Hong Kong equity traders pay up for bullish Tencent derivatives in buying frenzy
Price of one contract, which bets the stock will rise past HK$800 by expiry, surged as much as 61,100%
Hong Kong — Hong Kong’s equity traders cannot get enough of Tencent Holdings, the $926bn giant that’s on pace for its biggest-yet monthly gain.
They are paying up for bullish derivatives tracking the Chinese internet firm, buying thousands of January call options that expire on Thursday. The price of one Tencent contract, which bets the stock will rise past HK$800 by expiry, surged as much as 61,100% on Monday. Traders also rushed to offload their bearish puts, with one of Monday’s most-traded contracts down as much as 84% in value.
The stock rallied as much as 8.5% on Monday to HK$749.50, leading gains on the Hang Seng index.
Naspers has a 31.2% stake in Tencent through its international internet arm Prosus.
Tencent has become a prime target for mainland traders flooding record amounts of cash into Hong Kong-listed shares this year, with net purchase of the stock accounting for about a quarter of total money coming in, according to exchange data.
The buying frenzy has also boosted Tencent’s market value by nearly $225bn this year, the most worldwide, according to data compiled by Bloomberg. Tesla is the second-largest gainer, up $134bn.
Tencent shares now trade at almost 39 times analysts’ estimated earnings for the next 12 months. While that’s well above the average of 30 since Bloomberg began tracking the data in 2005, it’s still below the recent peak multiple of 42 reached in 2014 and 2018. It reached 65 at the height of China’s equity bubble in 2007.
On Monday, analysts at Citigroup lifted its target price on the firm by 19% to HK$876, the highest among analysts tracked by Bloomberg, citing the technology giant’s market share expansion and growth in the gaming sector and other digital businesses.

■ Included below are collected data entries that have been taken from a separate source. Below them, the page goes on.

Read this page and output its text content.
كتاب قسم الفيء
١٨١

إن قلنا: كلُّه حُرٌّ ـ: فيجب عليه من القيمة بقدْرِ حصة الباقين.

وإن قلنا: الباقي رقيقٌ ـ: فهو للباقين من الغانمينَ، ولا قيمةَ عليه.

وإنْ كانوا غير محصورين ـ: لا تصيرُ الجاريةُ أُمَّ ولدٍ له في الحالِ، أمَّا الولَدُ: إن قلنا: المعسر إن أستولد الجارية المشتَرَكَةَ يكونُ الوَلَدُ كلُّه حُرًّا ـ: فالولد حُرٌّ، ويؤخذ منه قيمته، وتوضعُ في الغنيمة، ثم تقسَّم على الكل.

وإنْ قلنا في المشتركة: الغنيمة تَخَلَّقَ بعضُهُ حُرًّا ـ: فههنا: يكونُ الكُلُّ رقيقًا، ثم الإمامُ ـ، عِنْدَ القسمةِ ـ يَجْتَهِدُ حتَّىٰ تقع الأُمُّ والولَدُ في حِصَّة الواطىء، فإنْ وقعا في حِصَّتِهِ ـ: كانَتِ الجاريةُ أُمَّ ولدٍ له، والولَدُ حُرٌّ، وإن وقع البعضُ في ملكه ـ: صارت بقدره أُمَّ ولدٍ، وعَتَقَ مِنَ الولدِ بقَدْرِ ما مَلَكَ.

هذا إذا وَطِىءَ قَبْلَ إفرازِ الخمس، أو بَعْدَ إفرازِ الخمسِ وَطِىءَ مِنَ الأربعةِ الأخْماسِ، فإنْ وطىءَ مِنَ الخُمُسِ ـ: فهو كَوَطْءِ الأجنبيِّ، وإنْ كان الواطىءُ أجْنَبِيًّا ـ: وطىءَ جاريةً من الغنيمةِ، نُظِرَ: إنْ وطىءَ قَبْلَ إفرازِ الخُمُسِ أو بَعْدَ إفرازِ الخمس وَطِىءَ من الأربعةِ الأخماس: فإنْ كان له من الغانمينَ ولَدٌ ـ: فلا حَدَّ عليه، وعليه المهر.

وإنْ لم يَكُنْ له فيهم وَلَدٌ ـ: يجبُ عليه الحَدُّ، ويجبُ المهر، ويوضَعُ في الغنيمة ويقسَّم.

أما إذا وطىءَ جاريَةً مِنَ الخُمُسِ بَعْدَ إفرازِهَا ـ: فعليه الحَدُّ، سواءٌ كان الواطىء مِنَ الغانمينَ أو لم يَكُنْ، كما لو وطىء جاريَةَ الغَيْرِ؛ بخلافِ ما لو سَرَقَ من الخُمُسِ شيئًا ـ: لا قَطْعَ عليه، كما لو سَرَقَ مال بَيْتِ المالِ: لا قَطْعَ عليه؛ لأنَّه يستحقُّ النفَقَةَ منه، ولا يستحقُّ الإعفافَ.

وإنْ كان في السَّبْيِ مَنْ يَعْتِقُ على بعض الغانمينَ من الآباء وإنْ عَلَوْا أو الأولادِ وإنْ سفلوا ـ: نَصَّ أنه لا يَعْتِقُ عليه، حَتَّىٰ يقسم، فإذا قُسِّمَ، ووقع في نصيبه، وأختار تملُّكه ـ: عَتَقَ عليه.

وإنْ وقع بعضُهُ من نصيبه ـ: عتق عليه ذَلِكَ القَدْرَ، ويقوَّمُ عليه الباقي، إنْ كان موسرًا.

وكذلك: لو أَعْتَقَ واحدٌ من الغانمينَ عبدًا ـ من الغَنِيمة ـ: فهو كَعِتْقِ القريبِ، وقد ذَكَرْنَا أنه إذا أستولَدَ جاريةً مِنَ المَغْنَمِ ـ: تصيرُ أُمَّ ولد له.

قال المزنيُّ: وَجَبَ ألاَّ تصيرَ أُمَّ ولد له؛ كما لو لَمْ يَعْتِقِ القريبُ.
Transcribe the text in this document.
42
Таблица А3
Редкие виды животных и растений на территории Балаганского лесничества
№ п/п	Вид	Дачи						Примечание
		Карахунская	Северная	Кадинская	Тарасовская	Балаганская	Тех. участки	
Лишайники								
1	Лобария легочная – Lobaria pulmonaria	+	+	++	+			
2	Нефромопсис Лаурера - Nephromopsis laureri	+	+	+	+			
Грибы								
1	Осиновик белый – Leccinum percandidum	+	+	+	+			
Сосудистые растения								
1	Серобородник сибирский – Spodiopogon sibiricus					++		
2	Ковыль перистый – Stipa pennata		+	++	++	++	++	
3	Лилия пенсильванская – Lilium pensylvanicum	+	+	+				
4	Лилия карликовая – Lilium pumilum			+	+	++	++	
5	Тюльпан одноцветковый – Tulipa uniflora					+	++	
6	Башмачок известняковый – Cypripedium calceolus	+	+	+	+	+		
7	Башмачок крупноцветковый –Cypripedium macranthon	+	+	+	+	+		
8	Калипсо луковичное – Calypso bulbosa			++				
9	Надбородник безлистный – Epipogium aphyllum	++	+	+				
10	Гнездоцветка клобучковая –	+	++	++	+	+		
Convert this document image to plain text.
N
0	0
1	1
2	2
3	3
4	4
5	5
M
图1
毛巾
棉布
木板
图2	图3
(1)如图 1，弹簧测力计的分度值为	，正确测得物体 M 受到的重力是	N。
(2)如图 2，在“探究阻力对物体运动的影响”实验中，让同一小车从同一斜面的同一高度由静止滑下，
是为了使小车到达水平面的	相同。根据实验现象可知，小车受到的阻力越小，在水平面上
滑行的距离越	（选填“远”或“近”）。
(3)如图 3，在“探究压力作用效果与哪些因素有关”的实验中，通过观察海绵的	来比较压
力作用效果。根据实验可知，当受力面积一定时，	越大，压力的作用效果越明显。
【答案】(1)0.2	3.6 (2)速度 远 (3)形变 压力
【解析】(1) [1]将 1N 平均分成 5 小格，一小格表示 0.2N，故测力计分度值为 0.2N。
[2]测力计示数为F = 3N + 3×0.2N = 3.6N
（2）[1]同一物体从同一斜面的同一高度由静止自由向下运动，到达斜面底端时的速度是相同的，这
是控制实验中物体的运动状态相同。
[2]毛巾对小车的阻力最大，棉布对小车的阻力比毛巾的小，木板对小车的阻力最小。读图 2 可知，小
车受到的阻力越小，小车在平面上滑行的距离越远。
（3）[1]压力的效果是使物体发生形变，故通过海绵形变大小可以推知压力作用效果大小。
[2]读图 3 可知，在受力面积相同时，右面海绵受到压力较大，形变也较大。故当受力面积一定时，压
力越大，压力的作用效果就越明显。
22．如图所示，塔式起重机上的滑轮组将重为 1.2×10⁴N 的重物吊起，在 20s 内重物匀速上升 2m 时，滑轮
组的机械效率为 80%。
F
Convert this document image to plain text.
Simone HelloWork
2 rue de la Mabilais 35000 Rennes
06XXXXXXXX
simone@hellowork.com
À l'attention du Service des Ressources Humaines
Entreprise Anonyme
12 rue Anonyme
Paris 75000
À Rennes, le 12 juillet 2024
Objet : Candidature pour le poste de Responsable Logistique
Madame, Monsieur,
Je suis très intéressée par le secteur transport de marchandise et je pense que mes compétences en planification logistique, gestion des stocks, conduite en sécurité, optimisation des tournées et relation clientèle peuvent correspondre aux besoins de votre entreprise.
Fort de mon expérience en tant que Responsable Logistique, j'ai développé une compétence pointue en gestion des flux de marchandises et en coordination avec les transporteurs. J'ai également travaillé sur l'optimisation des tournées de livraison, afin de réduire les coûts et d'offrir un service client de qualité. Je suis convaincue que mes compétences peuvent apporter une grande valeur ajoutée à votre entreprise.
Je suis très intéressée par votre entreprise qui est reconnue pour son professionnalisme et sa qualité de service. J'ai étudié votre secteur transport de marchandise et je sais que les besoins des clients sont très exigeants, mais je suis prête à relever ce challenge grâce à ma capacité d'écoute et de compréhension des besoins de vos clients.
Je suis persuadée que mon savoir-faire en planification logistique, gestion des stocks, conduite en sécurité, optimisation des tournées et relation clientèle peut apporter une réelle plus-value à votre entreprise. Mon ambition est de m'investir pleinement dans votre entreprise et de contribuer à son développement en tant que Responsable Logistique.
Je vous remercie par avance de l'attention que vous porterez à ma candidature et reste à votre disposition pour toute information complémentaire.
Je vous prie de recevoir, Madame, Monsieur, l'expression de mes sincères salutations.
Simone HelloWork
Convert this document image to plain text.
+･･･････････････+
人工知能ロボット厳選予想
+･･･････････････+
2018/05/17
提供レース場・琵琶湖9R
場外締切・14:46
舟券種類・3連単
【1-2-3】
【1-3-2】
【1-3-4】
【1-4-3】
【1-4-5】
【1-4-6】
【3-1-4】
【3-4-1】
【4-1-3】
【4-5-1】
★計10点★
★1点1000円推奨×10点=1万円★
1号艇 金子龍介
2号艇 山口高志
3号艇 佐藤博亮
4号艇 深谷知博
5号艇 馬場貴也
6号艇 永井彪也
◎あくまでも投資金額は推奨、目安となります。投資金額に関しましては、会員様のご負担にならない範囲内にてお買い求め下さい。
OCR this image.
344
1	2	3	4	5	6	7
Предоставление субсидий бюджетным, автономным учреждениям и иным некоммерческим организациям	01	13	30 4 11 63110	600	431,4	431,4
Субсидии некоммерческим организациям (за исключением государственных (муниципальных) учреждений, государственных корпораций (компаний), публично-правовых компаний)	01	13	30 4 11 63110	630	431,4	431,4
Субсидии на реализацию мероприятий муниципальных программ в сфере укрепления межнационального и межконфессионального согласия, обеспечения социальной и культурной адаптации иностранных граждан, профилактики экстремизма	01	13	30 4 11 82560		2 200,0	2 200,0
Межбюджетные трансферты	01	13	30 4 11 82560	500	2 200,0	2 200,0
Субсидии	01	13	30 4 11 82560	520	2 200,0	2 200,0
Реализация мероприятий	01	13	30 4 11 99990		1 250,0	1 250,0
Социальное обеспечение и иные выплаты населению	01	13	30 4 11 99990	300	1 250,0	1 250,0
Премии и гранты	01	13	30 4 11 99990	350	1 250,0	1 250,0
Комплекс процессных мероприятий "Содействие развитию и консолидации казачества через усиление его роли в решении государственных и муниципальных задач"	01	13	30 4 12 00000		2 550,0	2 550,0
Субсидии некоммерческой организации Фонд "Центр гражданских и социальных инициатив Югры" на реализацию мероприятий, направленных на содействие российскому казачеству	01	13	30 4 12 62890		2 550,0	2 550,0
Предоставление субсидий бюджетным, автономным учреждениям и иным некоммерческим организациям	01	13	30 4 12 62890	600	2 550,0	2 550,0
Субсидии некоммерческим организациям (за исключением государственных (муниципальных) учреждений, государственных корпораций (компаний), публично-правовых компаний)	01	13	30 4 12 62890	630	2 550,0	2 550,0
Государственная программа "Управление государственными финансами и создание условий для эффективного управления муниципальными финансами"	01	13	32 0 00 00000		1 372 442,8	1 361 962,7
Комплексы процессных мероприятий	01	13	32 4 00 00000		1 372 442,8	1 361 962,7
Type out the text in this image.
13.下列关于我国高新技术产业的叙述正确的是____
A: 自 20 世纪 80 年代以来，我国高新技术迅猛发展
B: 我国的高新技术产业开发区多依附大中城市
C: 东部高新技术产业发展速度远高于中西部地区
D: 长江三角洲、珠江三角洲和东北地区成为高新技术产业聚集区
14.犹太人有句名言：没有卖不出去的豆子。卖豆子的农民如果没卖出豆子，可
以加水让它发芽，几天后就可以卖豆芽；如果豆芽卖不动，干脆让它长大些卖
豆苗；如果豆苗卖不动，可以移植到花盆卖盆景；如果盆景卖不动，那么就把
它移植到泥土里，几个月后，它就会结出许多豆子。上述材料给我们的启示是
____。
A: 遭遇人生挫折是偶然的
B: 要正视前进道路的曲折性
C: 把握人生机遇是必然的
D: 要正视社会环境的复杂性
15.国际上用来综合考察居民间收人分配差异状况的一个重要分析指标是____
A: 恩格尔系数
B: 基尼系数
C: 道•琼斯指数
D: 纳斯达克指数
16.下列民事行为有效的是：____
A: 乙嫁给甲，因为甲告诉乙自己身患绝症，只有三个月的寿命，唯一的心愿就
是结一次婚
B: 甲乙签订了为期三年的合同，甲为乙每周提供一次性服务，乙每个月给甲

Beyond market share expansion and money flowing in, Tencent is also getting an additional boost from taking part in the city’s fast-growing initial public offering market. Kuaishou Technology, backed by Tencent, is seeking to raise as much as $5.4bn in Hong Kong in what would be the biggest internet IPO since Uber Technologies.
With the recent run-up, Tencent is now trading at its highest level on record. It’s largely avoided the tightening regulatory oversight that sparked a sell-off in rival Alibaba Group Holding and forced its part-owned Ant Group to jettison a record IPO.